First, we will need to take the arm of Bel’akor and trim it down just enough to get the proper length (pictured below). Now, I am no expert on how to sculpt. To be honest my sculpting skills are next to nothing. So my approach to any conversion project is to eliminate any amount of sculpting that I can and if I absolutely have to sculpt then I’m going to try and hide it behind other bits.
As you can see here I have begun to pose the model. The goal was to make him look as if he was lumbering across the battlefield. This resulted in having to pose his left arm in a way that left large gaps.

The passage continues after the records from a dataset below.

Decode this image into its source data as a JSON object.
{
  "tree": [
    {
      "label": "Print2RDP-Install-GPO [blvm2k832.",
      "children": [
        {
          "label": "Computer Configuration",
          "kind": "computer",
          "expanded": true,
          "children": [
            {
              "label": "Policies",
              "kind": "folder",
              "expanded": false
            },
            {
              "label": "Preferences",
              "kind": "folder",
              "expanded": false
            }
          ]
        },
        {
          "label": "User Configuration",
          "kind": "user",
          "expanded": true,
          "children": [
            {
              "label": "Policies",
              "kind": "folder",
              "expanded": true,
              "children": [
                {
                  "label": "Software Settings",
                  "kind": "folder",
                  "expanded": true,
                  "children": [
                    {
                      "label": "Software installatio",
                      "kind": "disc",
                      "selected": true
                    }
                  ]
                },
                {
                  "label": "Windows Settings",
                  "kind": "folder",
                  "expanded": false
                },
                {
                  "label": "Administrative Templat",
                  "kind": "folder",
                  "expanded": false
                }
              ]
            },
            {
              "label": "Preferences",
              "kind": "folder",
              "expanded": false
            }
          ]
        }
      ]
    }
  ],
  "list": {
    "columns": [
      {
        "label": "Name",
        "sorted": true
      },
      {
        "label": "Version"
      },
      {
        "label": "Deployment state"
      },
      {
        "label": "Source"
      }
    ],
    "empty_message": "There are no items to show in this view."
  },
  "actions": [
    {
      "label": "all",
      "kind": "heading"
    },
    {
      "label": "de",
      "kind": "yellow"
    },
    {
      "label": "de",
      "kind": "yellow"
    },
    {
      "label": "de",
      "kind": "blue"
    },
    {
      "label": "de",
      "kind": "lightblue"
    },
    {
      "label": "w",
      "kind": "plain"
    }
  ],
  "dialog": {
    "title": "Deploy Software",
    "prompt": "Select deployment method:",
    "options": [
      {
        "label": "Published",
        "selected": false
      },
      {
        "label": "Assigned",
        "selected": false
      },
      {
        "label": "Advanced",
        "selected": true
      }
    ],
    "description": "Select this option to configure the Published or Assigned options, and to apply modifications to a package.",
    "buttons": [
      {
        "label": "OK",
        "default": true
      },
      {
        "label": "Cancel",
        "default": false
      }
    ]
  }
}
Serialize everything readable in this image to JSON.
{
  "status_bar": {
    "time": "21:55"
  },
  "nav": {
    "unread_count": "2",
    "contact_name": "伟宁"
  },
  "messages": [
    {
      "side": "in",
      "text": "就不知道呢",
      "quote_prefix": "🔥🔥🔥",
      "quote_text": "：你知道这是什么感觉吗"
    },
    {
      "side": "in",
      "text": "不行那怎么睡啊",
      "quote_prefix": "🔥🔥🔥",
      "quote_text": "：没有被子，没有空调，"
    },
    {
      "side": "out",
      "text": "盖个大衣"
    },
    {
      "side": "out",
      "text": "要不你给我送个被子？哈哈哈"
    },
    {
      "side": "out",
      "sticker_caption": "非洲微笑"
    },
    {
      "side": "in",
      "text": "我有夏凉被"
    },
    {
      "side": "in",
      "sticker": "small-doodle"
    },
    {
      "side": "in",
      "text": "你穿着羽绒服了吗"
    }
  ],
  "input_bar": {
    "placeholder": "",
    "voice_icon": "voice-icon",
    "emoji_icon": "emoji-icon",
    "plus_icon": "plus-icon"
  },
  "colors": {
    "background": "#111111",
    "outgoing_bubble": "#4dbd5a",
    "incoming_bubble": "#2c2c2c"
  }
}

Everything you see on this arm is glued in place. Now I need to address the gaps. For this, I will be using Apoxie Sculpt. You can see in the picture below, since I have no idea how to properly sculpt the muscles, I did my best and then obscured it with piping. When I’m painting this I will probably add some kind of texture to tidy this up further.
The shoulder gap wasn’t as big of an issue but it did indeed need to be addressed and doctored up with some additional bits. In the next several images, you can see the gap and how I went about obscuring it. The bits used for this were gun slings from Scout weapons. I wanted to emulate harness straps that were attached to the torso and shoulder armor.
When it comes to converting, luckily you don’t need to be very skilled to have good results. Most of the work is already done for us thanks to all the awesome miniatures out there.
For me, the obvious road to improving is either to become better at sculpting or master the art of hiding gaps and my bad sculpting behind cleverly placed bits, the latter being the more likely route.
One of the last things I like to do before the final clean up is to prime and wash the model. I know a lot of you are probably screaming, “MOLD LINES!”. Well, that is exactly why I prime and wash the model. It pops all those ugly little discrepancies out and they stick out like a sore thumb. So before I go in and start painting, I’ll remove those and re-prime the area.
Alrighty guys, that is going to wrap up this build guide. I do plan to make more of these build guides so feedback is important here! Let me know what I can do to make these better or if you want them to be more detailed.
I hope you guys enjoyed it and I’ll catch you in the next one!